Ils veulent briser nos espoirs en des jours meilleurs. Ils détruisent des avancées sociales obtenues difficilement au prix de nombreuses luttes (congés payés, salaire minimum, retraite, baisse du temps de travail, sécurité sociale, etc...). Ils excluent toujours d'avantage la misère hors des centre-villes, à l'abri du regard des bons consommateurs et du champs des caméras de télévision, avec la violence policière comme seule réponse dans les banlieues populaires. Ils précarisent toujours d'avantage nos vies, nous demandent de payer LEUR crise, et nous ordonnent de marcher droit !

Ceux sont eux les casseurs ! Ceux sont eux les bloqueurs !

Ceux sont eux les terroristes !

 

Il est temps que la peur change de camp !

Syndique-toi, ou pas, mais BATS-TOI !

 

Commençons par nous organiser là où nous sommes, rejoignons la lutte contre la privatisation des universités

 

 

QUE VEUT LA CNT POUR LA RECHERCHE ?

La CNT soutient toutes les tentatives concrètes pour une recherche et un enseignement au service de tous : empêcher la privatisation des recherches, développement des logiciels libres, accès libre aux résultats de la recherche, universités populaires, accès au savoir tout au long de la vie, auto- organisation non-hiérarchique des équipes et des laboratoires, publications gratuites...

Mais ce n’est pas suffisant, car le système capitaliste fait tout pour entraver le développement de ces initiatives. Seules la lutte et l’organisation collective permettront d’établir un rapport de force suffisant afin d’obtenir ce que nous voulons :

  • une Université et une Recherche autogérées où les buts et les orientations se décident de manière

démocratique par des commissions élues issues du monde étudiant et académique,

  • l’arrêt du recours aux contrats précaires et à la sous-traitance au sein des Universités.

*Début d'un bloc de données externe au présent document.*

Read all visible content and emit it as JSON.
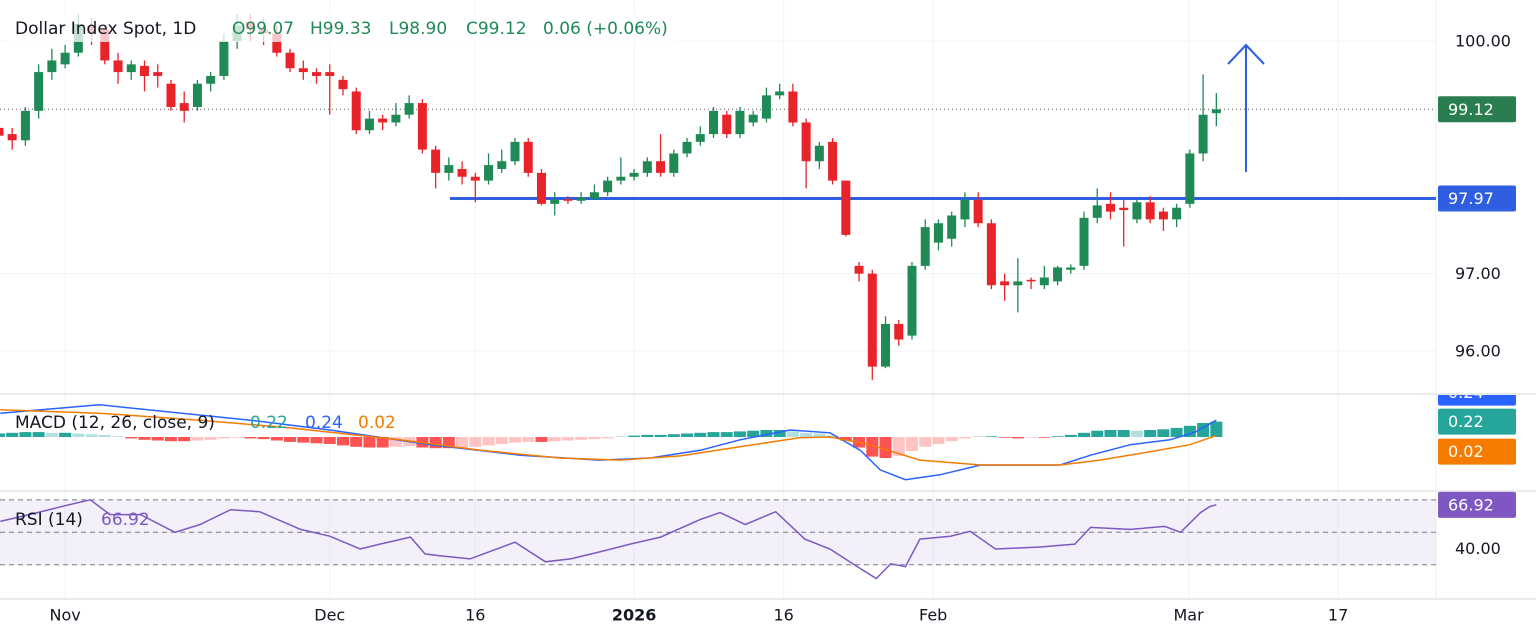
{
  "chart_data": [
    {
      "type": "candlestick",
      "title": "Dollar Index Spot, 1D",
      "legend_texts": [
        "O99.07",
        "H99.33",
        "L98.90",
        "C99.12",
        "0.06 (+0.06%)"
      ],
      "up_color": "#1f8a55",
      "down_color": "#e8232a",
      "open": [
        98.88,
        98.8,
        98.72,
        99.1,
        99.6,
        99.7,
        99.85,
        100.2,
        100.15,
        99.75,
        99.6,
        99.68,
        99.6,
        99.45,
        99.2,
        99.15,
        99.45,
        99.55,
        100.0,
        100.25,
        100.15,
        100.1,
        99.85,
        99.65,
        99.6,
        99.6,
        99.5,
        99.35,
        98.85,
        99.0,
        98.95,
        99.05,
        99.2,
        98.6,
        98.3,
        98.35,
        98.25,
        98.2,
        98.35,
        98.45,
        98.7,
        98.3,
        97.9,
        97.96,
        97.94,
        97.97,
        98.05,
        98.2,
        98.25,
        98.3,
        98.45,
        98.3,
        98.55,
        98.7,
        98.8,
        99.05,
        98.8,
        98.95,
        99.0,
        99.3,
        99.35,
        98.95,
        98.45,
        98.7,
        98.2,
        97.1,
        97.0,
        95.8,
        96.35,
        96.2,
        97.1,
        97.4,
        97.45,
        97.7,
        97.95,
        97.65,
        96.9,
        96.85,
        96.92,
        96.85,
        96.9,
        97.05,
        97.1,
        97.72,
        97.9,
        97.85,
        97.7,
        97.92,
        97.8,
        97.7,
        97.9,
        98.55,
        99.07
      ],
      "high": [
        98.95,
        98.88,
        99.15,
        99.7,
        99.9,
        99.95,
        100.35,
        100.3,
        100.2,
        99.85,
        99.75,
        99.75,
        99.7,
        99.5,
        99.35,
        99.5,
        99.6,
        100.1,
        100.35,
        100.35,
        100.3,
        100.2,
        99.9,
        99.75,
        99.65,
        99.7,
        99.55,
        99.4,
        99.1,
        99.05,
        99.2,
        99.3,
        99.25,
        98.65,
        98.5,
        98.45,
        98.3,
        98.55,
        98.6,
        98.75,
        98.75,
        98.35,
        98.05,
        98.0,
        98.05,
        98.15,
        98.25,
        98.5,
        98.35,
        98.5,
        98.8,
        98.6,
        98.75,
        98.9,
        99.15,
        99.1,
        99.15,
        99.1,
        99.4,
        99.45,
        99.45,
        99.0,
        98.7,
        98.75,
        98.2,
        97.15,
        97.05,
        96.45,
        96.4,
        97.15,
        97.7,
        97.7,
        97.8,
        98.05,
        98.05,
        97.7,
        97.0,
        97.2,
        96.95,
        97.1,
        97.1,
        97.12,
        97.8,
        98.1,
        98.05,
        97.95,
        97.95,
        98.0,
        97.85,
        97.9,
        98.6,
        99.57,
        99.33
      ],
      "low": [
        98.7,
        98.6,
        98.65,
        99.0,
        99.5,
        99.65,
        99.8,
        99.95,
        99.7,
        99.45,
        99.5,
        99.35,
        99.4,
        99.1,
        98.95,
        99.1,
        99.35,
        99.5,
        99.9,
        100.0,
        99.95,
        99.8,
        99.6,
        99.5,
        99.45,
        99.05,
        99.3,
        98.8,
        98.8,
        98.85,
        98.9,
        99.0,
        98.55,
        98.1,
        98.2,
        98.15,
        97.92,
        98.15,
        98.3,
        98.4,
        98.25,
        97.88,
        97.75,
        97.9,
        97.9,
        97.95,
        98.0,
        98.15,
        98.2,
        98.25,
        98.25,
        98.25,
        98.5,
        98.65,
        98.75,
        98.75,
        98.75,
        98.9,
        98.95,
        99.25,
        98.9,
        98.1,
        98.35,
        98.15,
        97.48,
        96.9,
        95.63,
        95.78,
        96.07,
        96.15,
        97.05,
        97.3,
        97.35,
        97.6,
        97.6,
        96.8,
        96.65,
        96.5,
        96.8,
        96.8,
        96.85,
        97.0,
        97.05,
        97.65,
        97.7,
        97.35,
        97.65,
        97.65,
        97.55,
        97.6,
        97.85,
        98.45,
        98.9
      ],
      "close": [
        98.78,
        98.72,
        99.1,
        99.6,
        99.75,
        99.85,
        100.22,
        100.1,
        99.75,
        99.6,
        99.7,
        99.55,
        99.55,
        99.15,
        99.1,
        99.45,
        99.55,
        100.0,
        100.2,
        100.15,
        100.1,
        99.85,
        99.65,
        99.6,
        99.55,
        99.55,
        99.38,
        98.85,
        99.0,
        98.95,
        99.05,
        99.2,
        98.6,
        98.3,
        98.4,
        98.25,
        98.2,
        98.4,
        98.45,
        98.7,
        98.3,
        97.9,
        97.95,
        97.94,
        97.98,
        98.05,
        98.2,
        98.25,
        98.3,
        98.45,
        98.3,
        98.55,
        98.7,
        98.8,
        99.1,
        98.8,
        99.1,
        99.05,
        99.3,
        99.35,
        98.95,
        98.45,
        98.65,
        98.2,
        97.5,
        97.0,
        95.8,
        96.35,
        96.15,
        97.1,
        97.6,
        97.65,
        97.75,
        97.95,
        97.65,
        96.85,
        96.85,
        96.9,
        96.9,
        96.95,
        97.08,
        97.08,
        97.72,
        97.88,
        97.8,
        97.82,
        97.92,
        97.7,
        97.7,
        97.85,
        98.55,
        99.05,
        99.12
      ],
      "xlim": [
        0.08,
        108.6
      ],
      "xticks": [
        {
          "value": 5,
          "label": "Nov"
        },
        {
          "value": 25,
          "label": "Dec"
        },
        {
          "value": 36,
          "label": "16"
        },
        {
          "value": 48,
          "label": "2026"
        },
        {
          "value": 59.3,
          "label": "16"
        },
        {
          "value": 70.6,
          "label": "Feb"
        },
        {
          "value": 89.9,
          "label": "Mar"
        },
        {
          "value": 101.2,
          "label": "17"
        }
      ],
      "ylim": [
        95.46,
        100.53
      ],
      "yticks": [
        {
          "value": 100,
          "label": "100.00"
        },
        {
          "value": 97,
          "label": "97.00"
        },
        {
          "value": 96,
          "label": "96.00"
        }
      ],
      "last_price": 99.12,
      "last_price_color": "#2a7d4f",
      "hline": {
        "value": 97.97,
        "color": "#2f5fe0"
      },
      "grid": true
    },
    {
      "type": "macd",
      "title": "MACD (12, 26, close, 9)",
      "ylim": [
        -0.757,
        0.6
      ],
      "series": [
        {
          "kind": "histogram",
          "color": "#26a69a",
          "negative_color": "#ff5252",
          "last": 0.22,
          "values": [
            0.05,
            0.06,
            0.07,
            0.07,
            0.06,
            0.06,
            0.05,
            0.04,
            0.03,
            0.01,
            -0.02,
            -0.04,
            -0.05,
            -0.06,
            -0.06,
            -0.05,
            -0.04,
            -0.02,
            -0.01,
            -0.02,
            -0.03,
            -0.05,
            -0.07,
            -0.08,
            -0.09,
            -0.1,
            -0.12,
            -0.14,
            -0.15,
            -0.15,
            -0.14,
            -0.13,
            -0.15,
            -0.16,
            -0.16,
            -0.15,
            -0.14,
            -0.12,
            -0.1,
            -0.08,
            -0.07,
            -0.07,
            -0.06,
            -0.05,
            -0.04,
            -0.03,
            -0.02,
            0.01,
            0.02,
            0.03,
            0.03,
            0.04,
            0.05,
            0.06,
            0.07,
            0.07,
            0.08,
            0.09,
            0.1,
            0.1,
            0.08,
            0.06,
            0.05,
            0.02,
            -0.05,
            -0.15,
            -0.28,
            -0.3,
            -0.27,
            -0.2,
            -0.14,
            -0.1,
            -0.06,
            -0.02,
            0.01,
            0.01,
            -0.01,
            -0.02,
            -0.01,
            -0.01,
            0.01,
            0.03,
            0.06,
            0.09,
            0.1,
            0.1,
            0.09,
            0.1,
            0.11,
            0.13,
            0.16,
            0.2,
            0.22
          ]
        },
        {
          "kind": "line",
          "color": "#2962ff",
          "last": 0.24,
          "x": [
            0.1,
            7.6,
            19,
            25,
            32.6,
            39.4,
            45.4,
            49.2,
            53,
            56,
            59.8,
            62.8,
            65.1,
            66.6,
            68.5,
            71.1,
            74.2,
            77.2,
            80.2,
            82.5,
            85.5,
            88.5,
            90.4,
            92
          ],
          "values": [
            0.34,
            0.46,
            0.24,
            0.1,
            -0.11,
            -0.26,
            -0.33,
            -0.3,
            -0.19,
            -0.04,
            0.1,
            0.06,
            -0.19,
            -0.47,
            -0.61,
            -0.54,
            -0.4,
            -0.4,
            -0.4,
            -0.26,
            -0.11,
            -0.04,
            0.07,
            0.24
          ]
        },
        {
          "kind": "line",
          "color": "#f57c00",
          "last": 0.02,
          "x": [
            0.1,
            7.6,
            15.2,
            22,
            30.3,
            36.4,
            42.4,
            46.9,
            51.5,
            56,
            60.5,
            62.8,
            65.8,
            69.6,
            74.2,
            80.2,
            83.2,
            87,
            90,
            92
          ],
          "values": [
            0.39,
            0.34,
            0.24,
            0.13,
            -0.04,
            -0.19,
            -0.3,
            -0.33,
            -0.27,
            -0.14,
            -0.01,
            0,
            -0.11,
            -0.33,
            -0.4,
            -0.4,
            -0.33,
            -0.21,
            -0.11,
            0.02
          ]
        }
      ]
    },
    {
      "type": "line",
      "title": "RSI (14)",
      "color": "#7e57c2",
      "last": 66.92,
      "ylim": [
        9.5,
        74.2
      ],
      "yticks": [
        {
          "value": 40,
          "label": "40.00"
        }
      ],
      "levels": [
        70,
        50,
        30
      ],
      "x": [
        0.1,
        2.3,
        5,
        6.9,
        8.4,
        10.7,
        13.3,
        15.2,
        17.5,
        19.7,
        22.8,
        25,
        27.3,
        28.8,
        31.1,
        32.2,
        33.3,
        35.6,
        39,
        41.3,
        43.2,
        45.4,
        47.7,
        50,
        53,
        54.5,
        56.4,
        58.7,
        60.9,
        62.8,
        65.1,
        66.3,
        67.4,
        68.5,
        69.6,
        71.9,
        73.4,
        75.3,
        78.7,
        81.3,
        82.5,
        85.5,
        88.1,
        89.3,
        90.8,
        91.5,
        92
      ],
      "values": [
        56.7,
        60.9,
        66.4,
        70,
        60.9,
        60.9,
        50,
        54.8,
        63.9,
        62.7,
        51.8,
        47.6,
        39.7,
        42.7,
        47,
        36.7,
        35.5,
        33.6,
        43.9,
        31.8,
        33.6,
        37.9,
        42.7,
        47,
        57.9,
        62.1,
        54.8,
        62.7,
        45.8,
        39.7,
        27.6,
        21.5,
        30.6,
        28.8,
        45.8,
        47.6,
        50.6,
        39.7,
        40.9,
        42.7,
        53,
        51.8,
        53.6,
        50,
        62.1,
        65.8,
        66.92
      ]
    }
  ]
}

Une Université et une Recherche de qualité, cela commence par des emplois stables pour le personnel !

  • une Université et une Recherche réellement publiques, financées par l’argent public en fonction de ses besoins, pour une société où la démocratie s’exerce sur le terrain et non dans l’antichambre des ministères.

 

Les financements existent, à nous de nous les réapproprier :

- Transfert des crédits militaires : l’arrêt de la recherche militaire, permettra de transférer les crédits de l’armée sur ceux de la recherche publique non mortifère.

- Arrêt du crédit impôt recherche : ce système qui vise à rembourser la moitié des frais de recherche des entreprises privées est scandaleux. 3,5 milliards d’euros en 2008 ! Et avec une augmentation prévue de 600 millions d’euros par an…

- Suppression des agences d’innovation : les crédits énormes consentis aux « agences pour l’innovation» (AII) représentent un autre cas de détournement de l’argent public vers des projets conformes aux exigences du monde industriel.

 

 

Assemblée Générale Lundi 9 février 10h, Amphi A2

Tout le monde est concerné : syndiqués et non-syndiqués, étudiants, BIATOSS, professeurs...

Qu'on se le dise : s'ils cherchent à nous diviser, alors soyons unis !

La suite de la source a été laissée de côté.